Además, cuando mencionaba a Bach inmediatamente nos hablaba del bandoneón, ese instrumento, también nacido en Alemania, que había tenido como destino inicial hacer las veces de pequeño órgano portátil, para las misas de campaña. Por eso, nos contaba el viejo, sonaba tan bien Bach en el bandoneón. Y ahí nomás, de paso, solía comentarnos de otro bandoneonista, muy admirado por él, Alejandro Barletta, que se había dedicado a interpretar a los clásicos. No me olvido de cómo quedó deslumbrado cuando fue a escuchar el concierto que Barletta dio en Santa Rosa en aquella época.

 

Chopin también.

 

El otro músico venerado y abordado por Saúl fue F. Chopin. Y al igual que Bach, a través de las partituras de mis hermanas pianistas.
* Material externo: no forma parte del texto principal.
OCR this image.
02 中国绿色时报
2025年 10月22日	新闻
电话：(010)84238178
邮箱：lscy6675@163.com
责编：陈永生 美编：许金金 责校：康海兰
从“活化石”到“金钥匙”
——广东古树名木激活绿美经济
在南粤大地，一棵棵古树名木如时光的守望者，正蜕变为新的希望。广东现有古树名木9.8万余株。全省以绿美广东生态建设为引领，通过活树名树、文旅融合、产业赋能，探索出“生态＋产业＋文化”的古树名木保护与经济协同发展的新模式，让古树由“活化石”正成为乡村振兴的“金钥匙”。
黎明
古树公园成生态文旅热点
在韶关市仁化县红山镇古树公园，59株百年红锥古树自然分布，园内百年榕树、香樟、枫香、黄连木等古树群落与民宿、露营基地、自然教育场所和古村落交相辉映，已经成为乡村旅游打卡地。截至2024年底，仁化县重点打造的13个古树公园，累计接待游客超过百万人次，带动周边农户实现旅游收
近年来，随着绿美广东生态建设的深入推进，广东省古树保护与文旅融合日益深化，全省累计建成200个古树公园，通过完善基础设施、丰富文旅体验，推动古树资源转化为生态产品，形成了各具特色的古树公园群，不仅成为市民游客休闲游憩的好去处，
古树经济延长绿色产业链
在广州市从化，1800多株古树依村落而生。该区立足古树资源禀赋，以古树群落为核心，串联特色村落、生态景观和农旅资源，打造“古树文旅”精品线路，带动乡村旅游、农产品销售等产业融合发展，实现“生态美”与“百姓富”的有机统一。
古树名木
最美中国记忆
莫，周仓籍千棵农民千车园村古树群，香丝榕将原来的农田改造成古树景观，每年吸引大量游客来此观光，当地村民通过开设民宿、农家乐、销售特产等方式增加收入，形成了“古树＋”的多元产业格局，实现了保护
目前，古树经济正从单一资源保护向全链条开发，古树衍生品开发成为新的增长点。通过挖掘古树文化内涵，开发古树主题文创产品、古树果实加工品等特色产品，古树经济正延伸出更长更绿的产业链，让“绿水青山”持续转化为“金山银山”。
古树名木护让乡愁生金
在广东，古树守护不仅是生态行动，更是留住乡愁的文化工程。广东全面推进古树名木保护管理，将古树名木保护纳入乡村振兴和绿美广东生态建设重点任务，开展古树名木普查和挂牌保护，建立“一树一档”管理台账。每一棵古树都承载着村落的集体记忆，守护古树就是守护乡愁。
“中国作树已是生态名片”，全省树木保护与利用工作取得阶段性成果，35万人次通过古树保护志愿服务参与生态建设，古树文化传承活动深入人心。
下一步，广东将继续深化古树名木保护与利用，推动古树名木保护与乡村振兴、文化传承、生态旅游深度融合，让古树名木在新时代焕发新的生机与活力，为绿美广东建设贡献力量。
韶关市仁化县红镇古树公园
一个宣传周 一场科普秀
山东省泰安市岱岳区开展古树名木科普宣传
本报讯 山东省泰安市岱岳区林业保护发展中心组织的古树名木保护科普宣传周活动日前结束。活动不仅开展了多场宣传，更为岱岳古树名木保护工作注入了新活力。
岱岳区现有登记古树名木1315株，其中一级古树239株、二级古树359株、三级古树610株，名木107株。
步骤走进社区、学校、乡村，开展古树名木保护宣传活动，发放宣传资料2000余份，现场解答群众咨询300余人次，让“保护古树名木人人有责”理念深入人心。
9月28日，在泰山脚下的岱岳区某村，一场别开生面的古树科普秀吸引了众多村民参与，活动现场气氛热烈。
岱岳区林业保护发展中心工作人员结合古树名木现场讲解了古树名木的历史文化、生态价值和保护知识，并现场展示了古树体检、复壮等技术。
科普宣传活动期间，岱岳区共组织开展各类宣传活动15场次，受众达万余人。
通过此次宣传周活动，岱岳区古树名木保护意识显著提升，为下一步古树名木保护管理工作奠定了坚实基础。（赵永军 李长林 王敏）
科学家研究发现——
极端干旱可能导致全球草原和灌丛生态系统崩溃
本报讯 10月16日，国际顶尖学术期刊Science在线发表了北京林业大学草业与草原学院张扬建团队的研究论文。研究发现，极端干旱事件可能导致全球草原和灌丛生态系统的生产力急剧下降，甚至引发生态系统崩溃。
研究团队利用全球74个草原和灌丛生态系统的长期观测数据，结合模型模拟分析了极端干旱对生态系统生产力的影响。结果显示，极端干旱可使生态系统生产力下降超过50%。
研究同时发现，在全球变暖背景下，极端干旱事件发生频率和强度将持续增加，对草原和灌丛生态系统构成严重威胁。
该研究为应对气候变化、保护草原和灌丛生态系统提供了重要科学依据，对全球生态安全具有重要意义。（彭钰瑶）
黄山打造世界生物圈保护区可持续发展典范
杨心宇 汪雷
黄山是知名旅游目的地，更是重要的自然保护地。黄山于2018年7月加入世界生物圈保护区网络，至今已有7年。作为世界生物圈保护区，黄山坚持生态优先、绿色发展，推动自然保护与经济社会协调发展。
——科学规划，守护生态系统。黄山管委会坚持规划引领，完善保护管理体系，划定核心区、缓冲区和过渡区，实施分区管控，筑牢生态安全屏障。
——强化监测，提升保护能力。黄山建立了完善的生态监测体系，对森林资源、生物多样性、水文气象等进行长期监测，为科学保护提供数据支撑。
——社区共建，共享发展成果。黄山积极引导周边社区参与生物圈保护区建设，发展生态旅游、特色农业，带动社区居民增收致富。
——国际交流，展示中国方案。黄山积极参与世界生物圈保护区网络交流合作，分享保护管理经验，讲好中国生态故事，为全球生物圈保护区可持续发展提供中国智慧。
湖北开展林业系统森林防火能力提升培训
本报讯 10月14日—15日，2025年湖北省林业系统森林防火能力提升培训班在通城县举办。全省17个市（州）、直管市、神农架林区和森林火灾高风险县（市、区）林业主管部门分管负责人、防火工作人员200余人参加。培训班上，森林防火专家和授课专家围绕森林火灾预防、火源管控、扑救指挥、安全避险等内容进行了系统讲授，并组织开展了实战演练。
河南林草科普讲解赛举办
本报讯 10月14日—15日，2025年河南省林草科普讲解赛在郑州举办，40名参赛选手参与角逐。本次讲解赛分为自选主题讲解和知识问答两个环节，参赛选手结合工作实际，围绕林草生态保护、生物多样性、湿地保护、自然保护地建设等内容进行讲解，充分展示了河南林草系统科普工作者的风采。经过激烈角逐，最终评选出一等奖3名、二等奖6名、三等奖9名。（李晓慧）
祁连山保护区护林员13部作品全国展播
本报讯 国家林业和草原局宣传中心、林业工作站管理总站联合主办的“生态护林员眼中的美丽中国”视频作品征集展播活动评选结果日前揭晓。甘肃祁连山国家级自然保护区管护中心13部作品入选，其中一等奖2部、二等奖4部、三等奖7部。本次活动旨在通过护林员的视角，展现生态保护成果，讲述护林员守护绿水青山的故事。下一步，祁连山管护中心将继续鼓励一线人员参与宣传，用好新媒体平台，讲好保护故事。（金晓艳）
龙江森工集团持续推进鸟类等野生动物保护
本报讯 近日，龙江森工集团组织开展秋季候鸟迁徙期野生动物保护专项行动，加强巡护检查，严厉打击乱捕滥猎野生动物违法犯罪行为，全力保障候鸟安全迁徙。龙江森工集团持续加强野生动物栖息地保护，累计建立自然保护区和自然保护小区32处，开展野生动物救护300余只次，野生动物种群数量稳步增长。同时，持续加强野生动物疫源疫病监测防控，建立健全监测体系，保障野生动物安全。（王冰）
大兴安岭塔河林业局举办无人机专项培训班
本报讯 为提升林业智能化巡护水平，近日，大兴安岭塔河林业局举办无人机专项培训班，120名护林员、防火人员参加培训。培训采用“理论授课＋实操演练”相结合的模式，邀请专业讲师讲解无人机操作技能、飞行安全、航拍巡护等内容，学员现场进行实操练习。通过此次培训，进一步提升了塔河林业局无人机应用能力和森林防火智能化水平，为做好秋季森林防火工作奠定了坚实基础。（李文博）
El polaco siempre aparecía en el repertorio sauliano, entreverado con Bach y, por supuesto, sus eternas preferencias tangueras.

 

Ahora que pasó tanto tiempo pienso en su devoción por la música y en cómo, a pesar de ejecutar un instrumento como el bandoneón que podría considerarse, a primera vista, limitado al tango o al folklore rural argentino, se dio permiso para saltar fronteras musicales y abordar repertorios de otras latitudes y otros tiempos sin prejuicios, sin achicarse pero sin faltarles el respeto; rindiéndoles tributo con sincera admiración.

 

Don Víctor, su padre, le había regalado el bandoneón cuando tenía doce años, un Doble A que lo acompañó toda la vida y que cuidó como el tesoro que era. A los catorce ya estaba integrando, con músicos bastante mayores que él, una orquesta típica de Intendente Alvear. Ese primer paso preludió una trayectoria que más tarde lo llevaría a una breve estancia en Buenos Aires para recalar finalmente en Santa Rosa. En esta ciudad asumió, en todas las formaciones tangueras por las que pasó, el rol de arreglador y “escribidor” de las partituras. Es cierto que no pudo tener en su pueblo natal una formación musical sólida, pero también que logró superar esa carencia de sus inicios con dedicación y una fuerte voluntad autodidacta, rasgos que le reconocieron aquellos que tocaron con él o lo escucharon.

 

Ritornello.

 

Vuelvo a la PC, saco a Bach y pongo a Chopin. Esta vez el pianista es polaco, como el compositor. Pero en mi mente no aparece otra cosa que el viejo, sentado en el taburete, acunando el bandoneón entre sus manos, con los ojos cerrados, olvidándose por un momento del periodismo, la dictadura, la cuenta del almacén y el quinteto de voces que arremete con tutti.